Wenn die neue U16-Regionalliga-Saison beginnt, wird die Essener Mannschaft eine komplett neue sein. „Essen baut ein ganz neues Team auf“, erzählt Damlanur. Wie die Chancen auf Einsatzzeiten stehen, können beide schlecht einschätzen. „Das ist schwer zu sagen, aber wir sind ja noch in der Entwicklungsphase und sehr ehrgeizig“, spricht Sebetci für beide. Doch auch dabei sind sie selbstbewusst und reden lieber über Stärken als über Schwächen. „Ich denke, meine Stärken liegen darin, dass ich schnell und gut im Eins-gegen-Eins-Spiel bin“, gibt Malin eine Einschätzung ab. Damlanur sieht ihren Vorteil ebenfalls im Dribbling und in ihrem harten Schuss. Was die Schwächen angeht, sind sich beide schnell einig: „Wir haben noch Probleme mit dem Kopfballspiel“, geben beide zu.

Die Schule nicht vernachlässigen

„Ich denke, der Schritt nach Essen zu gehen, ist richtig.
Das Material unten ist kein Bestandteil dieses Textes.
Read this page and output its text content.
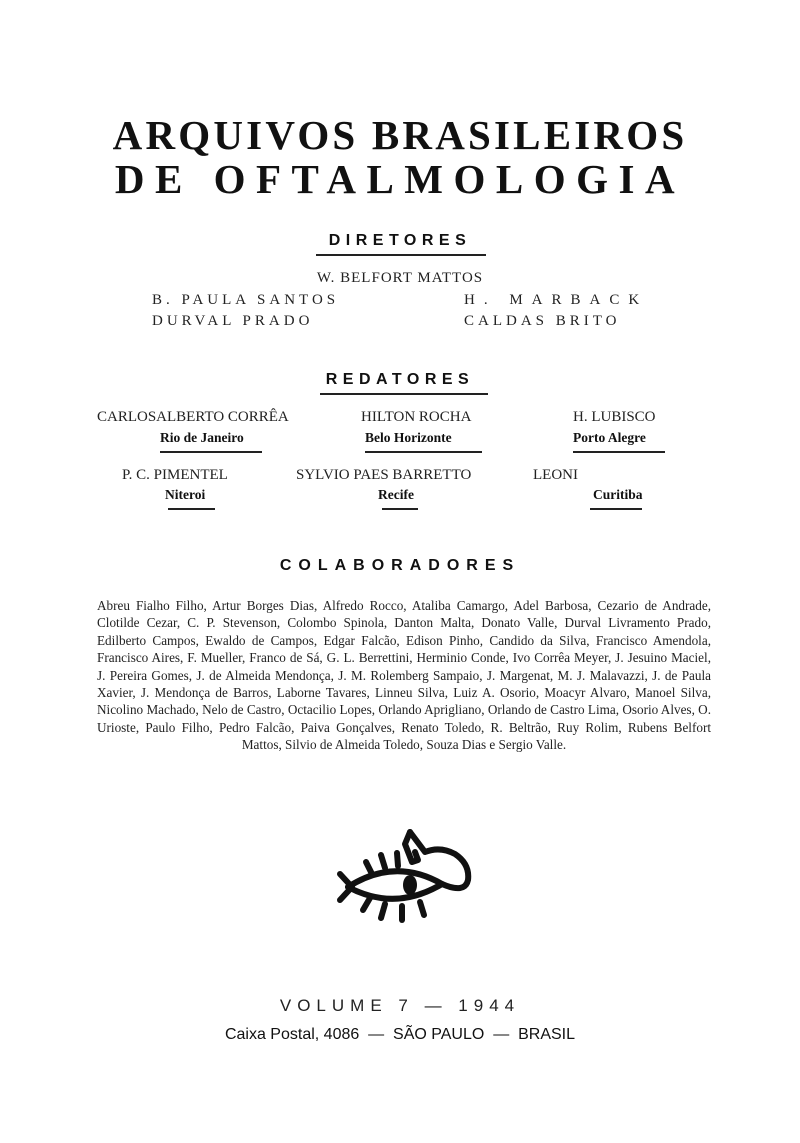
ARQUIVOS BRASILEIROS
DE OFTALMOLOGIA
DIRETORES
W. BELFORT MATTOS
B. PAULA SANTOS
DURVAL PRADO
H. MARBACK
CALDAS BRITO
REDATORES
CARLOSALBERTO CORRÊA
Rio de Janeiro
HILTON ROCHA
Belo Horizonte
H. LUBISCO
Porto Alegre
P. C. PIMENTEL
Niteroi
SYLVIO PAES BARRETTO
Recife
LEONI
Curitiba
COLABORADORES
Abreu Fialho Filho, Artur Borges Dias, Alfredo Rocco, Ataliba Camargo, Adel Barbosa, Cezario de Andrade, Clotilde Cezar, C. P. Stevenson, Colombo Spinola, Danton Malta, Donato Valle, Durval Livramento Prado, Edilberto Campos, Ewaldo de Campos, Edgar Falcão, Edison Pinho, Candido da Silva, Francisco Amendola, Francisco Aires, F. Mueller, Franco de Sá, G. L. Berrettini, Herminio Conde, Ivo Corrêa Meyer, J. Jesuino Maciel, J. Pereira Gomes, J. de Almeida Mendonça, J. M. Rolemberg Sampaio, J. Margenat, M. J. Malavazzi, J. de Paula Xavier, J. Mendonça de Barros, Laborne Tavares, Linneu Silva, Luiz A. Osorio, Moacyr Alvaro, Manoel Silva, Nicolino Machado, Nelo de Castro, Octacilio Lopes, Orlando Aprigliano, Orlando de Castro Lima, Osorio Alves, O. Urioste, Paulo Filho, Pedro Falcão, Paiva Gonçalves, Renato Toledo, R. Beltrão, Ruy Rolim, Rubens Belfort Mattos, Silvio de Almeida Toledo, Souza Dias e Sergio Valle.
VOLUME 7 — 1944
Caixa Postal, 4086  —  SÃO PAULO  —  BRASIL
Dort herrschen professionellere Bedingungen als bei uns in Hohenlimburg“, unterstützt Mark André beide Spielerinnen. Eines ist ihm aber auch wichtig, Die Schule darf nicht zu kurz kommen. Doch da können die beiden Talente ihre Eltern beruhigen. „Wir müssen nach jedem Halbjahr unsere Zeugnisse vorzeigen. Stimmen die Noten nicht, können wir natürlich Probleme bekommen“, gibt Malin, die das Fichte-Gymnasium in Hagen besucht, die Vorgaben vom Verein preis. „Wenn wir Klausuren haben und lernen müssen, werden wir vom Training freigestellt. Das ist gar kein Problem“, ergänzt Damlanur, die Schülerin der Realschule ist.

Das sie auch Opfer bringen müssen, um sich ihren großen Traum von der Bundesliga zu erfüllen, ist beiden klar: „Wir werden ein Leben zwischen Fußball und Schule haben und in unserer freien Zeit viel lernen müssen“, wissen beide.

Eine Sache ist sowohl den Spielerinnen als auch dem Trainer wichtig. Der Wechsel nach Essen ist als Erfolg der gesamten Mannschaft zu werten. „Wenn die beiden in einer Mannschaft gespielt hätten, die nicht so gut spielt, wie es unsere Mädchen können, dann wären sie nicht so gut geworden und niemandem bei den Hallenmeisterschaften aufgefallen“, ist Mark André stolz auf die komplette Mannschaft.

Nun steht für Malin André und Damlanur Sebetci ein neues Kapitel ihrer Karriere an. Vielleicht hört man ja in ein paar Jahren von zwei Bundesligaspielern mit Wurzeln bei den Zehnerinnen.